Легенды, повествующие о ближайшем предшественнике Султана Сахака — Шах-Хушине, связывают его деятельность с Луристаном, однако сегодняшнюю форму учение приобрело благодаря деятельности самого Султана Сахака, жившего в кон. XIV — нач. XV вв. и сумевшего успешно проповедовать его в горах Авромана среди носителей языка горани[5].

Конец XIX — начало XX в. ознаменовалось в истории секты Ярсан деятельностью выдающегося духовного лидера и мистика Хадджа Нематоллы (Хаджи Немата). Именно из его трудов учёные в основном и черпают информацию о вероучении и традициях этой религиозной группы[6].

Религиозная литература

Бо́льшая часть религиозной литературы Ахл-е Хакк написана на языке горани[7]. Хотя как такового канонического писания у секты не существует, в гураноязычном регионе больши́м почтением пользуется «Книга сокровищ Пердивара» (Дафтар-е Хезана-йе Пердивар دفتر خزانهی پردیور), содержащая 26 мистических поэм («каламов»). Другое произведение — «Рассуждение о совершенстве» (Калам-е Саранджам کلام سرانجام) — повествует о легендарной истории Ахл-е Хакк. Существуют также несколько каламов на азербайджанском языке.

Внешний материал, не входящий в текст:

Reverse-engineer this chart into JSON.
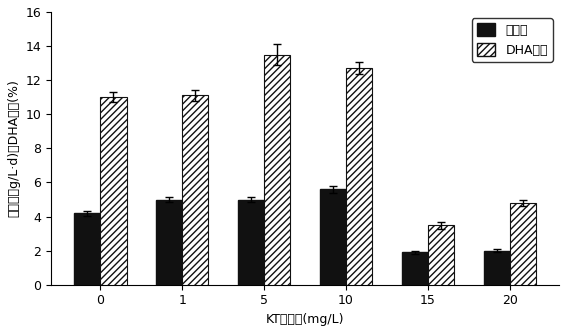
{
  "categories": [
    "0",
    "1",
    "5",
    "10",
    "15",
    "20"
  ],
  "xlabel": "KT添加量(mg/L)",
  "ylabel": "生物量（g/L·d)和DHA含量(%)",
  "biomass_values": [
    4.2,
    5.0,
    5.0,
    5.6,
    1.9,
    2.0
  ],
  "biomass_errors": [
    0.15,
    0.15,
    0.15,
    0.2,
    0.1,
    0.1
  ],
  "dha_values": [
    11.0,
    11.1,
    13.5,
    12.7,
    3.5,
    4.8
  ],
  "dha_errors": [
    0.3,
    0.35,
    0.6,
    0.35,
    0.2,
    0.2
  ],
  "ylim": [
    0,
    16
  ],
  "yticks": [
    0,
    2,
    4,
    6,
    8,
    10,
    12,
    14,
    16
  ],
  "bar_width": 0.32,
  "legend_biomass": "生物量",
  "legend_dha": "DHA含量",
  "biomass_color": "#111111",
  "dha_facecolor": "white",
  "dha_edgecolor": "#111111",
  "background_color": "#ffffff",
  "label_fontsize": 9,
  "tick_fontsize": 9,
  "legend_fontsize": 9
}
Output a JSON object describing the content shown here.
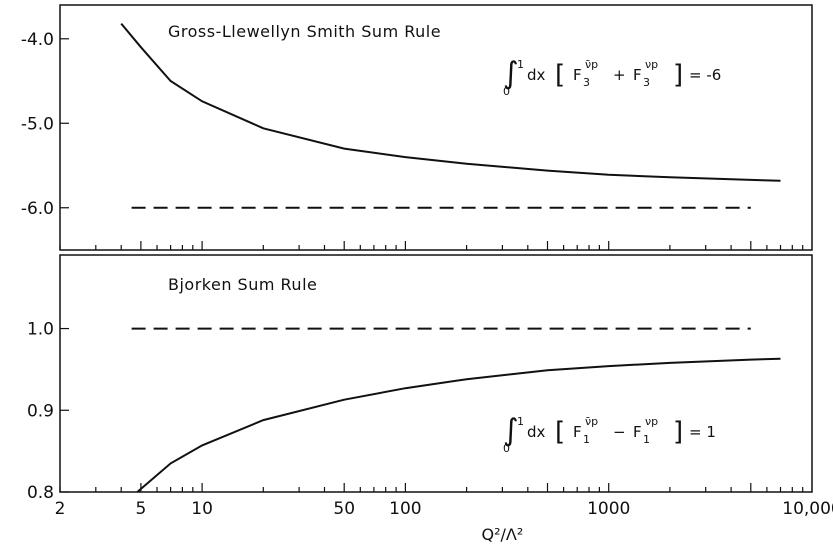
{
  "chart_data": [
    {
      "type": "line",
      "panel": "top",
      "title": "Gross-Llewellyn Smith Sum Rule",
      "formula": {
        "integral_lower": "0",
        "integral_upper": "1",
        "prefix": "dx",
        "term1_base": "F",
        "term1_sub": "3",
        "term1_sup": "ν̄p",
        "operator": "+",
        "term2_base": "F",
        "term2_sub": "3",
        "term2_sup": "νp",
        "equals": "= -6"
      },
      "xscale": "log",
      "xlim": [
        2,
        10000
      ],
      "ylim": [
        -6.5,
        -3.6
      ],
      "yticks": [
        {
          "value": -4.0,
          "label": "-4.0"
        },
        {
          "value": -5.0,
          "label": "-5.0"
        },
        {
          "value": -6.0,
          "label": "-6.0"
        }
      ],
      "series": [
        {
          "style": "solid",
          "x": [
            4,
            5,
            7,
            10,
            20,
            50,
            100,
            200,
            500,
            1000,
            2000,
            5000,
            7000
          ],
          "y": [
            -3.82,
            -4.1,
            -4.5,
            -4.74,
            -5.06,
            -5.3,
            -5.4,
            -5.48,
            -5.56,
            -5.61,
            -5.64,
            -5.67,
            -5.68
          ]
        },
        {
          "style": "dashed",
          "x": [
            4.5,
            5000
          ],
          "y": [
            -6.0,
            -6.0
          ]
        }
      ]
    },
    {
      "type": "line",
      "panel": "bottom",
      "title": "Bjorken Sum Rule",
      "formula": {
        "integral_lower": "0",
        "integral_upper": "1",
        "prefix": "dx",
        "term1_base": "F",
        "term1_sub": "1",
        "term1_sup": "ν̄p",
        "operator": "−",
        "term2_base": "F",
        "term2_sub": "1",
        "term2_sup": "νp",
        "equals": "= 1"
      },
      "xscale": "log",
      "xlim": [
        2,
        10000
      ],
      "ylim": [
        0.8,
        1.09
      ],
      "yticks": [
        {
          "value": 1.0,
          "label": "1.0"
        },
        {
          "value": 0.9,
          "label": "0.9"
        },
        {
          "value": 0.8,
          "label": "0.8"
        }
      ],
      "xticks": [
        {
          "value": 2,
          "label": "2"
        },
        {
          "value": 5,
          "label": "5"
        },
        {
          "value": 10,
          "label": "10"
        },
        {
          "value": 50,
          "label": "50"
        },
        {
          "value": 100,
          "label": "100"
        },
        {
          "value": 1000,
          "label": "1000"
        },
        {
          "value": 10000,
          "label": "10,000"
        }
      ],
      "xlabel": "Q²/Λ²",
      "series": [
        {
          "style": "solid",
          "x": [
            4.8,
            7,
            10,
            20,
            50,
            100,
            200,
            500,
            1000,
            2000,
            5000,
            7000
          ],
          "y": [
            0.8,
            0.835,
            0.857,
            0.888,
            0.913,
            0.927,
            0.938,
            0.949,
            0.954,
            0.958,
            0.962,
            0.963
          ]
        },
        {
          "style": "dashed",
          "x": [
            4.5,
            5000
          ],
          "y": [
            1.0,
            1.0
          ]
        }
      ]
    }
  ]
}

Религиозный реформатор и просветитель Хаддж Нематолла ради бо́льшей аудитории основные свои произведения писал на персидском языке. Среди них следует выделить Шахнама-е хакикат («Царственная книга Истины»), содержащую 11 116 двустиший, излагающих мистическое учение течения, а также прозаический Форкан-аль-Ахбар («Раскрытие известий»).

Вероучение

Вера течения Ярсан носит ярко выраженный эзотерический характер, чётко разделяя мироздание на внешнюю сторону (захири) и внутреннюю сущность (батини) и ограждая вероучение от непосвящённых. Из-за этого сведения о вероучении Ахл-е Хакк до сих пор отличаются противоречивостью. Так или иначе основные его черты — учение о семи последовательных эманациях или воплощениях Божества и учение о перевоплощении человеческой души — роднят Ярсан с езидизмом, а также с другими мистическими сектами Ближнего Востока.

Бог и его эманации

Согласно вероучению Ахл-е Хакк, изначальное Божество эманирует в мир в виде своих последовательных инкарнаций (воплощений), называемых мазхарият (араб. مظهریت‎ «проявление»). Всего инкарнаций семь, всех вместе их называют Хафт Тан (перс. هفت تن‎ «Семь личностей», «Семеро»). Относительно трёх последних воплощений в разных регионах существуют разногласия, первые четыре признаются всеми членами течения:

  • Хавандагар (خاوندگار) — Творец мира (демиург).
  • Муртаза Али (مرتضی علی, то есть Али ибн Абу Талиб)
  • Шах-Хушин (شاه خوشین, искажённое от Хусейн)
  • Султан Сахак (سلطان صهاک) — непосредственный основатель течения.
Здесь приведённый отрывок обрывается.